Kai Schaetzl wrote:
Arthur Kerpician wrote on Thu, 09 Apr 2009 20:25:42 +0300:
. So from time to time I should
feed ham manually to sa-learn, until it reaches the spam level again. Is
this correct? If it is, I think it's rather time-consuming to always
check the trained ham/spam and level them.
There is no reason to this and nobody told you to do so :-)
Whereever you read this you either misunderstood it or it was wrong.

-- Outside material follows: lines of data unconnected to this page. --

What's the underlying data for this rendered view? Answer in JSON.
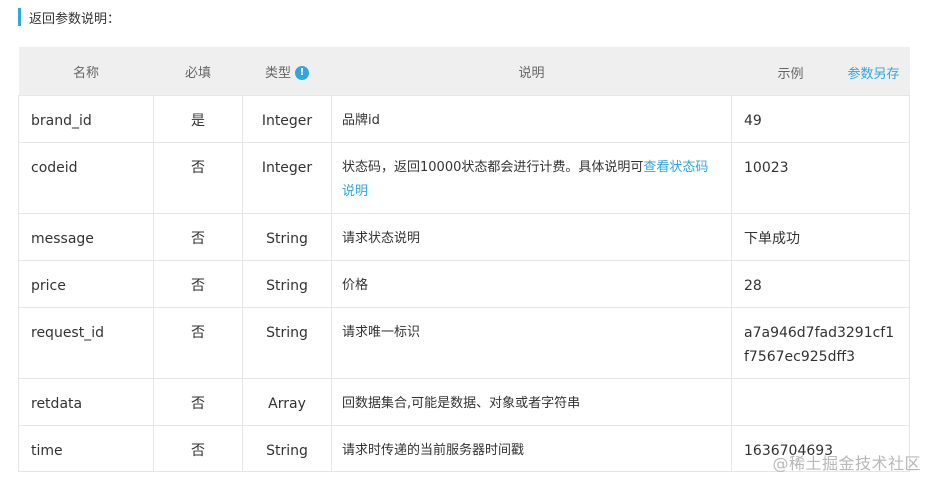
{
  "section": {
    "title": "返回参数说明："
  },
  "table": {
    "headers": {
      "name": "名称",
      "required": "必填",
      "type": "类型",
      "desc": "说明",
      "example": "示例",
      "save_link": "参数另存"
    },
    "rows": [
      {
        "name": "brand_id",
        "required": "是",
        "type": "Integer",
        "desc": "品牌id",
        "example": "49"
      },
      {
        "name": "codeid",
        "required": "否",
        "type": "Integer",
        "desc_prefix": "状态码，返回10000状态都会进行计费。具体说明可",
        "desc_link": "查看状态码说明",
        "example": "10023"
      },
      {
        "name": "message",
        "required": "否",
        "type": "String",
        "desc": "请求状态说明",
        "example": "下单成功"
      },
      {
        "name": "price",
        "required": "否",
        "type": "String",
        "desc": "价格",
        "example": "28"
      },
      {
        "name": "request_id",
        "required": "否",
        "type": "String",
        "desc": "请求唯一标识",
        "example": "a7a946d7fad3291cf1f7567ec925dff3"
      },
      {
        "name": "retdata",
        "required": "否",
        "type": "Array",
        "desc": "回数据集合,可能是数据、对象或者字符串",
        "example": ""
      },
      {
        "name": "time",
        "required": "否",
        "type": "String",
        "desc": "请求时传递的当前服务器时间戳",
        "example": "1636704693"
      }
    ]
  },
  "watermark": "@稀土掘金技术社区",
  "colors": {
    "accent": "#2ea7e0",
    "header_bg": "#efefef",
    "border": "#e6e6e6"
  }
}
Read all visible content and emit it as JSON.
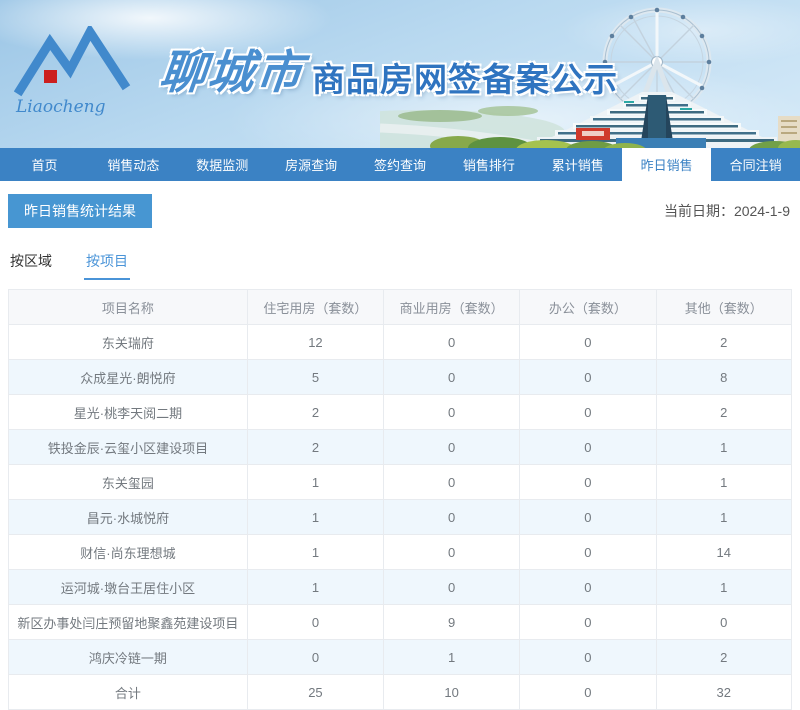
{
  "colors": {
    "nav_blue": "#3b82c4",
    "badge_blue": "#4796d2",
    "title_blue": "#2f74c0",
    "zebra_row": "#eff7fd",
    "logo_red": "#cc1f1f"
  },
  "header": {
    "logo_script": "Liaocheng",
    "city_name": "聊城市",
    "site_title": "商品房网签备案公示"
  },
  "nav": {
    "items": [
      {
        "id": "home",
        "label": "首页",
        "active": false
      },
      {
        "id": "sales-dynamics",
        "label": "销售动态",
        "active": false
      },
      {
        "id": "data-monitoring",
        "label": "数据监测",
        "active": false
      },
      {
        "id": "listing-query",
        "label": "房源查询",
        "active": false
      },
      {
        "id": "contract-query",
        "label": "签约查询",
        "active": false
      },
      {
        "id": "sales-ranking",
        "label": "销售排行",
        "active": false
      },
      {
        "id": "cumulative-sales",
        "label": "累计销售",
        "active": false
      },
      {
        "id": "yesterday-sales",
        "label": "昨日销售",
        "active": true
      },
      {
        "id": "contract-cancellation",
        "label": "合同注销",
        "active": false
      }
    ]
  },
  "page": {
    "section_title": "昨日销售统计结果",
    "current_date": "当前日期：2024-1-9"
  },
  "tabs": [
    {
      "id": "by-region",
      "label": "按区域",
      "active": false
    },
    {
      "id": "by-project",
      "label": "按项目",
      "active": true
    }
  ],
  "table": {
    "columns": [
      "项目名称",
      "住宅用房（套数）",
      "商业用房（套数）",
      "办公（套数）",
      "其他（套数）"
    ],
    "rows": [
      [
        "东关瑞府",
        "12",
        "0",
        "0",
        "2"
      ],
      [
        "众成星光·朗悦府",
        "5",
        "0",
        "0",
        "8"
      ],
      [
        "星光·桃李天阅二期",
        "2",
        "0",
        "0",
        "2"
      ],
      [
        "铁投金辰·云玺小区建设项目",
        "2",
        "0",
        "0",
        "1"
      ],
      [
        "东关玺园",
        "1",
        "0",
        "0",
        "1"
      ],
      [
        "昌元·水城悦府",
        "1",
        "0",
        "0",
        "1"
      ],
      [
        "财信·尚东理想城",
        "1",
        "0",
        "0",
        "14"
      ],
      [
        "运河城·墩台王居住小区",
        "1",
        "0",
        "0",
        "1"
      ],
      [
        "新区办事处闫庄预留地聚鑫苑建设项目",
        "0",
        "9",
        "0",
        "0"
      ],
      [
        "鸿庆冷链一期",
        "0",
        "1",
        "0",
        "2"
      ]
    ],
    "total_row": [
      "合计",
      "25",
      "10",
      "0",
      "32"
    ]
  }
}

You can manually train ham *and* spam if you like. It's good to train all
the stuff that got missed or wasn't autolearned. But you have to be sure
it's learned for the "right side".
I was talking about the fact that, in time, spam and ham auto-learned in
bayes are going to be very different. The practice shows me that for
every ham auto-learned there are 5-6 spams auto-learned. So, in time,
learned spam will be 5-6 times the ham learned. As the manual explains,
such big differences between the spam / ham levels trained for bayes
will be a huge drawback in spam detection. This was the context in which
I asked how should I keep both spam / ham levels even. And the
self-answer was to manual feed the bayes with ham until it reaches the
spam level learned. If I keep the auto-learning running the spam tokens
will overcome ham tokens.
I was thinking to increase bayes_auto_learn_threshold_spam to a higher
number, so less spam is auto-learned. Is this ok?
This would be nonsense. In theory you want to learn *all* ham and *all*
spam. As you obviously can't do this you learn *as much as possible*,
within the constraints of your operation.
Again, if I choose to learn *all* spam and *all* ham, I'll end up with
big differences between their levels in bayes, which will affect spam
detection.
Anyway, in the mean time I stopped auto-learning and I'm manually
feeding missed spam. For every spam message fed, I train at least 1 ham.
So, this should keep the bayes db optimized.